Internationally acclaimed artist uses painting to reach his city.
The Baltimore city streets are appropriately known for being unforgiving—drugs run rampant, crime is high—but the range of unique ways that people live their lives in the city is extraordinary. There are the infamous 12 O’Clock Boys, for instance, a group of ATV riders who tear through local streets and highways performing stunts atop their four-wheelers. Though living dangerously, their skills are authentic—the 12 O’Clock referring to the ultimate achievement of a completely vertical wheelie. Or there are the arabbers, a group of mostly older African American men who hawk fruit from horse-drawn carts. And yet, as different as these individual sets of people may be, they all comprise one colorful cast of characters that call this city home, inspiring and informing the generations to come.
Street artist Gaia, who moved from Manhattan to attend the Maryland Institute College of Art eight years ago, and simply never left sees the perils, but also the inherent, well, charm of the Charm City streets. “It doesn’t have much industry besides biomedical,” he says, settled in his studio in the still rough Oliver neighborhood. “Besides that we have a booming drug economy. There’s a million interesting sociological phenomenon happening in Baltimore: people fighting for their homes, fighting against displacement, fighting against massive upheaval. It’s something that I strive to keep a pulse on, and if I can lend my services as a painter and a message-maker, to be an advocate for those causes, I do.”

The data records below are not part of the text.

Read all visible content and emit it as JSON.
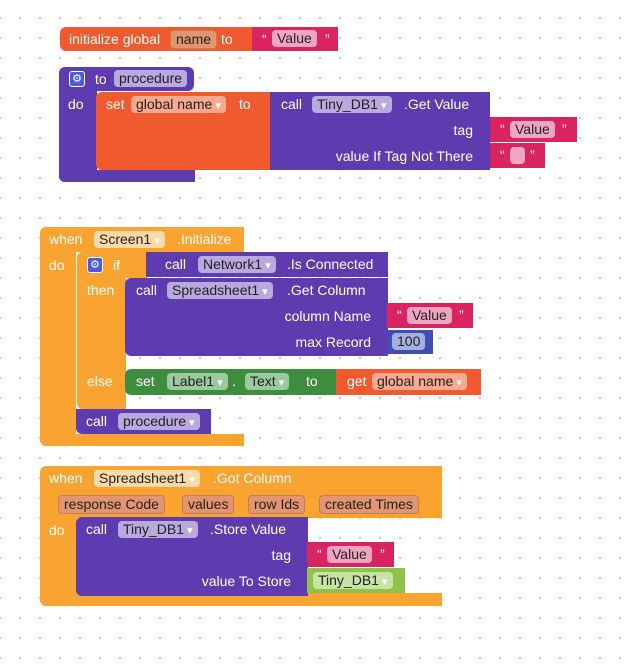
{
  "init": {
    "kw": "initialize global",
    "name": "name",
    "to": "to",
    "value": "Value"
  },
  "proc": {
    "to": "to",
    "name": "procedure",
    "do": "do",
    "set": "set",
    "var": "global name",
    "to2": "to",
    "call": "call",
    "component": "Tiny_DB1",
    "method": ".Get Value",
    "tag": "tag",
    "tag_value": "Value",
    "not_there": "value If Tag Not There",
    "not_there_value": ""
  },
  "screen": {
    "when": "when",
    "component": "Screen1",
    "event": ".Initialize",
    "do": "do",
    "if": "if",
    "then": "then",
    "else": "else",
    "call1": "call",
    "net": "Network1",
    "net_method": ".Is Connected",
    "call2": "call",
    "sheet": "Spreadsheet1",
    "sheet_method": ".Get Column",
    "col_label": "column Name",
    "col_value": "Value",
    "max_label": "max Record",
    "max_value": "100",
    "set": "set",
    "label": "Label1",
    "dot": ".",
    "prop": "Text",
    "to": "to",
    "get": "get",
    "get_var": "global name",
    "call3": "call",
    "proc": "procedure"
  },
  "gotcol": {
    "when": "when",
    "component": "Spreadsheet1",
    "event": ".Got Column",
    "params": [
      "response Code",
      "values",
      "row Ids",
      "created Times"
    ],
    "do": "do",
    "call": "call",
    "db": "Tiny_DB1",
    "method": ".Store Value",
    "tag": "tag",
    "tag_value": "Value",
    "store_label": "value To Store",
    "store_value": "Tiny_DB1"
  },
  "colors": {
    "variables": "#F15A2E",
    "procedures": "#5E3BAE",
    "control": "#F9A431",
    "text": "#DA2462",
    "component_set": "#3C8E3E",
    "component": "#8FC24A",
    "math": "#3E4FB0"
  }
}
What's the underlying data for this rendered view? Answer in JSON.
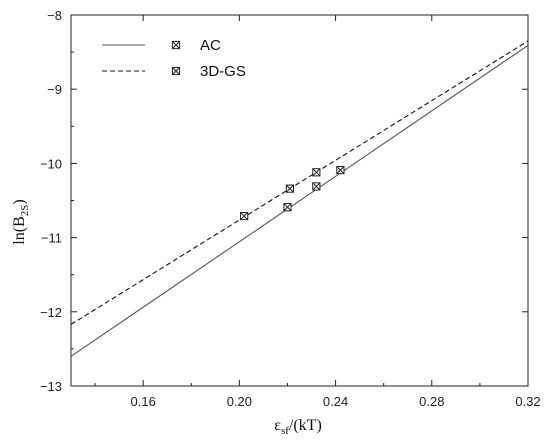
{
  "chart_data": {
    "type": "line",
    "xlabel": {
      "main": "ε",
      "sub": "sf",
      "rest": "/(kT)"
    },
    "ylabel": {
      "main": "ln(B",
      "sub": "2S",
      "rest": ")"
    },
    "xlim": [
      0.13,
      0.32
    ],
    "ylim": [
      -13,
      -8
    ],
    "x_ticks": [
      0.16,
      0.2,
      0.24,
      0.28,
      0.32
    ],
    "x_tick_labels": [
      "0.16",
      "0.20",
      "0.24",
      "0.28",
      "0.32"
    ],
    "y_ticks": [
      -13,
      -12,
      -11,
      -10,
      -9,
      -8
    ],
    "y_tick_labels": [
      "−13",
      "−12",
      "−11",
      "−10",
      "−9",
      "−8"
    ],
    "grid": false,
    "legend_position": "top-left",
    "series": [
      {
        "name": "AC",
        "line_style": "solid",
        "color": "#555555",
        "line": [
          [
            0.13,
            -12.6
          ],
          [
            0.32,
            -8.41
          ]
        ],
        "points": [
          [
            0.22,
            -10.59
          ],
          [
            0.232,
            -10.31
          ],
          [
            0.242,
            -10.09
          ]
        ]
      },
      {
        "name": "3D-GS",
        "line_style": "dashed",
        "color": "#111111",
        "line": [
          [
            0.13,
            -12.17
          ],
          [
            0.32,
            -8.35
          ]
        ],
        "points": [
          [
            0.202,
            -10.71
          ],
          [
            0.221,
            -10.34
          ],
          [
            0.232,
            -10.12
          ]
        ]
      }
    ]
  }
}
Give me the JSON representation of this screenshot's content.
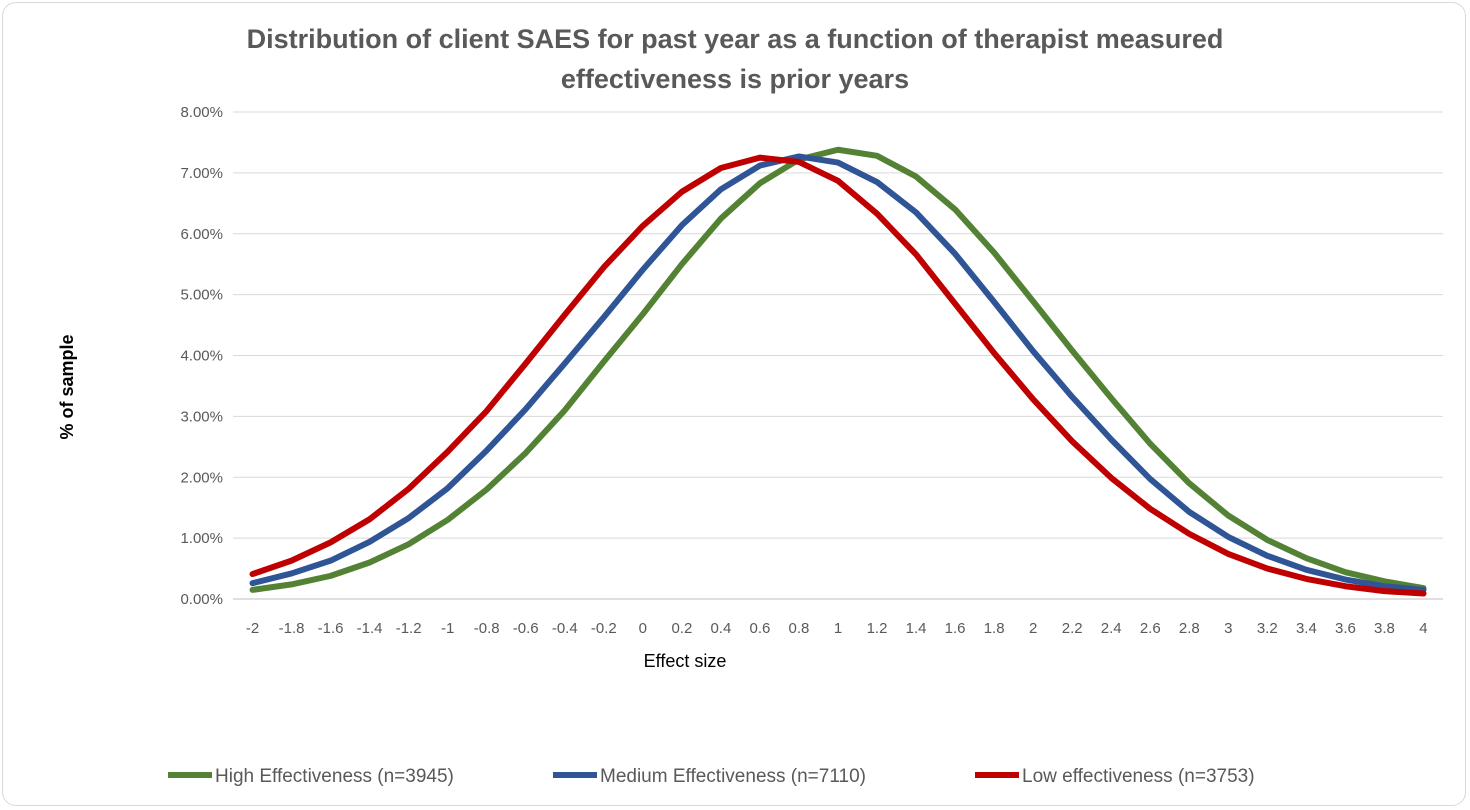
{
  "chart_data": {
    "type": "line",
    "title": "Distribution of client SAES for past year as a function of therapist measured effectiveness is prior years",
    "title_lines": [
      "Distribution of client SAES for past year as a function of therapist measured",
      "effectiveness is prior years"
    ],
    "xlabel": "Effect size",
    "ylabel": "% of sample",
    "ylim": [
      0,
      0.08
    ],
    "y_ticks": [
      0,
      0.01,
      0.02,
      0.03,
      0.04,
      0.05,
      0.06,
      0.07,
      0.08
    ],
    "y_tick_labels": [
      "0.00%",
      "1.00%",
      "2.00%",
      "3.00%",
      "4.00%",
      "5.00%",
      "6.00%",
      "7.00%",
      "8.00%"
    ],
    "categories": [
      "-2",
      "-1.8",
      "-1.6",
      "-1.4",
      "-1.2",
      "-1",
      "-0.8",
      "-0.6",
      "-0.4",
      "-0.2",
      "0",
      "0.2",
      "0.4",
      "0.6",
      "0.8",
      "1",
      "1.2",
      "1.4",
      "1.6",
      "1.8",
      "2",
      "2.2",
      "2.4",
      "2.6",
      "2.8",
      "3",
      "3.2",
      "3.4",
      "3.6",
      "3.8",
      "4"
    ],
    "grid": true,
    "legend_position": "bottom",
    "series": [
      {
        "name": "High Effectiveness (n=3945)",
        "color": "#548235",
        "values": [
          0.0015,
          0.0024,
          0.0038,
          0.006,
          0.009,
          0.013,
          0.018,
          0.024,
          0.031,
          0.039,
          0.0468,
          0.055,
          0.0625,
          0.0683,
          0.0722,
          0.0738,
          0.0728,
          0.0694,
          0.064,
          0.0569,
          0.0489,
          0.0408,
          0.033,
          0.0255,
          0.019,
          0.0137,
          0.0097,
          0.0067,
          0.0044,
          0.0029,
          0.0018
        ]
      },
      {
        "name": "Medium Effectiveness (n=7110)",
        "color": "#2f5597",
        "values": [
          0.0026,
          0.0042,
          0.0063,
          0.0094,
          0.0133,
          0.0182,
          0.0244,
          0.0312,
          0.0387,
          0.0463,
          0.0541,
          0.0614,
          0.0673,
          0.0712,
          0.0727,
          0.0717,
          0.0685,
          0.0635,
          0.0567,
          0.0488,
          0.0407,
          0.0332,
          0.0262,
          0.0197,
          0.0143,
          0.0102,
          0.0071,
          0.0048,
          0.0032,
          0.0021,
          0.0015
        ]
      },
      {
        "name": "Low effectiveness  (n=3753)",
        "color": "#c00000",
        "values": [
          0.0041,
          0.0063,
          0.0093,
          0.0131,
          0.0181,
          0.0242,
          0.0309,
          0.0387,
          0.0467,
          0.0545,
          0.0613,
          0.0669,
          0.0708,
          0.0725,
          0.0718,
          0.0687,
          0.0633,
          0.0566,
          0.0485,
          0.0404,
          0.0328,
          0.0259,
          0.0199,
          0.0148,
          0.0107,
          0.0074,
          0.005,
          0.0033,
          0.0021,
          0.0013,
          0.0009
        ]
      }
    ]
  }
}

For the most part, Gaia reflects what he sees on Baltimore’s streets onto the walls of the city, often cleverly weaving in portraits of the urban developers who have shaped the way we think about cities and public space—people like Robert Moses and Henry Flagler populate his murals. Baltimore, with its crumbling, post-industrial malaise, Gaia seems to be saying, is the result of civic development, for better or for worse. “No street artist is truly dedicated to the streets unless they also try and understand the different aspects of urban planning, and how we navigate and shape our cities,” says Gaia.
And the established art world has taken notice of this critical tact. Yet, despite showings in the gallery world and producing commissioned murals, the potentially felonious activity of wheat pasting his prints onto buildings necessitates that Gaia remains anonymous. But through this obscurity, his intimately unpretentious relationship with the city’s inhabitants also allows him to become absorbed into the fabric of the city, and put his art to tangible use. “When I’m able to collaborate with a local advocacy group that’s already done a lot of legwork, and I can use my international reach to heighten awareness for whatever their cause is to simultaneously derive content from their activism, and create something more contemplative, that’s when it’s most successful,” Gaia says. “I become a vessel for other people. I’m using painting as a way to reach people.”
Gaia bears witness to Baltimore from the ground—his studio, he says, is “right at the nexus of the hood and the arts district.” From Greenmount Avenue, his view looks out onto the storied Greenmount Cemetery, the oldest graveyard in the city, as well as a mural he painted for a local bar that he frequents on Friday nights, which is owned by a Nigerian immigrant. It’s that sort of cultural assortment that inspires Gaia every day and helped inform his visual love letter to Baltimore. He conceived of a mural to communicate his myriad feelings towards the city, combining a raven—that ubiquitous representative bird of Baltimore—with the print derived from a linoleum block that Gaia had originally made for the Edgar Allan Poe House. In the background of the mural, downtown buildings collide with those of the Baltimore neighborhoods. And, of course, he has added a cherry blossom, a flower that is perhaps more often associated with the city’s neighbor, Washington, D.C., but is just as prevalent in Baltimore. Altogether, Gaia has created something equal parts gritty, real, historic, and beautiful—which is exactly how he sees Baltimore.